Calculate the vapor pressure at 25 C of an aqueous solution that is 5.50% NaCl by mass. (Assume complete dissociation of the solute)
Please explain thoroughly.

Answer 1

This problem will involve finding the mole fraction of the solvent (in this case, water) and then using Raoult's law to find the vapor pressure as compared to normal water to determine the solution's vapor pressure.

The first step to this problem is to find the mole fraction of water. First, find the number of moles of each solution component using a known quantity of solution. Using 100 grams will make using the mass percentage easy.

Since the solution is 5.45% salt by weight, this means 100 grams of solution contains 5.45 grams of salt.

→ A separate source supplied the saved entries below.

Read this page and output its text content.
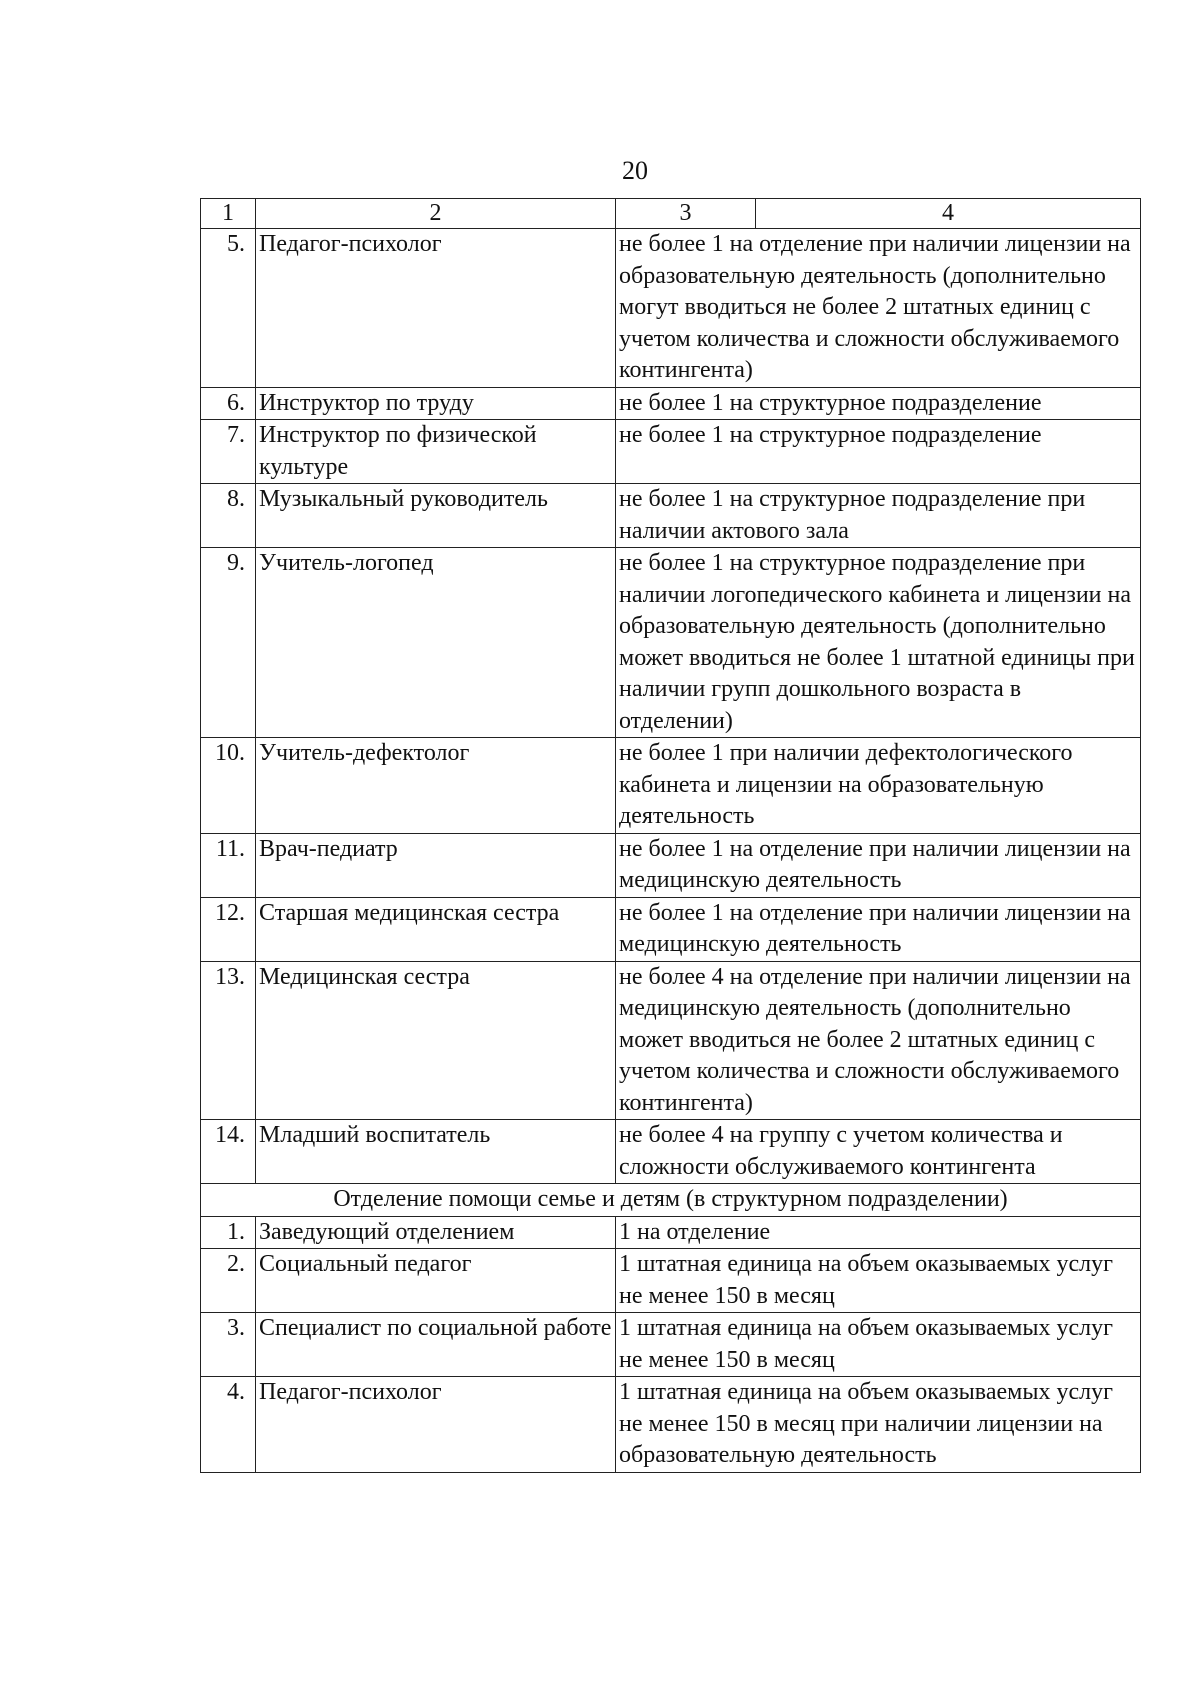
20
1	2	3	4
5.	Педагог-психолог	не более 1 на отделение при наличии лицензии на образовательную деятельность (дополнительно могут вводиться не более 2 штатных единиц с учетом количества и сложности обслуживаемого контингента)	
6.	Инструктор по труду	не более 1 на структурное подразделение	
7.	Инструктор по физической культуре	не более 1 на структурное подразделение	
8.	Музыкальный руководитель	не более 1 на структурное подразделение при наличии актового зала	
9.	Учитель-логопед	не более 1 на структурное подразделение при наличии логопедического кабинета и лицензии на образовательную деятельность (дополнительно может вводиться не более 1 штатной единицы при наличии групп дошкольного возраста в отделении)	
10.	Учитель-дефектолог	не более 1 при наличии дефектологического кабинета и лицензии на образовательную деятельность	
11.	Врач-педиатр	не более 1 на отделение при наличии лицензии на медицинскую деятельность	
12.	Старшая медицинская сестра	не более 1 на отделение при наличии лицензии на медицинскую деятельность	
13.	Медицинская сестра	не более 4 на отделение при наличии лицензии на медицинскую деятельность (дополнительно может вводиться не более 2 штатных единиц с учетом количества и сложности обслуживаемого контингента)	
14.	Младший воспитатель	не более 4 на группу с учетом количества и сложности обслуживаемого контингента	
Отделение помощи семье и детям (в структурном подразделении)			
1.	Заведующий отделением	1 на отделение	
2.	Социальный педагог	1 штатная единица на объем оказываемых услуг не менее 150 в месяц	
3.	Специалист по социальной работе	1 штатная единица на объем оказываемых услуг не менее 150 в месяц	
4.	Педагог-психолог	1 штатная единица на объем оказываемых услуг не менее 150 в месяц при наличии лицензии на образовательную деятельность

Now, convert this to moles using the molar mass of NaCl, 58.44 grams per mole. This gives:

5.45/58.44 = .0933 mol of salt

Now, since we know 5.45 grams of the solution of salt, the other 94.55 grams must be water. Divide the 94.55 grams of water by the molar mass of water, 18.02 grams per mole.

94.55/18.02 = 5.247 mole of water

Now we know how many moles of each are in 100 grams of solution. Add these two quantities together to find the total number of moles:

.0933 + 5.247 = 5.340 moles in solution

Now we can determine the mole fraction of water in the solution. Divide the moles of water by the total moles:

5.247/5.340 = .9826

This is the mole fraction of water. Now we use Raoult's law, which states that the mole fraction of the solvent times the vapor pressure of the pure solvent equals the vapor pressure of the solution. The vapor pressure of pure water at 25 Celsius is 23.76 mmHg. Using Raoult's law, we get:

23.76 * .9826 = 23.34 mmHg

The vapor pressure of this solution will be 23.34 mmHg

Hope this explanation clears it up for you!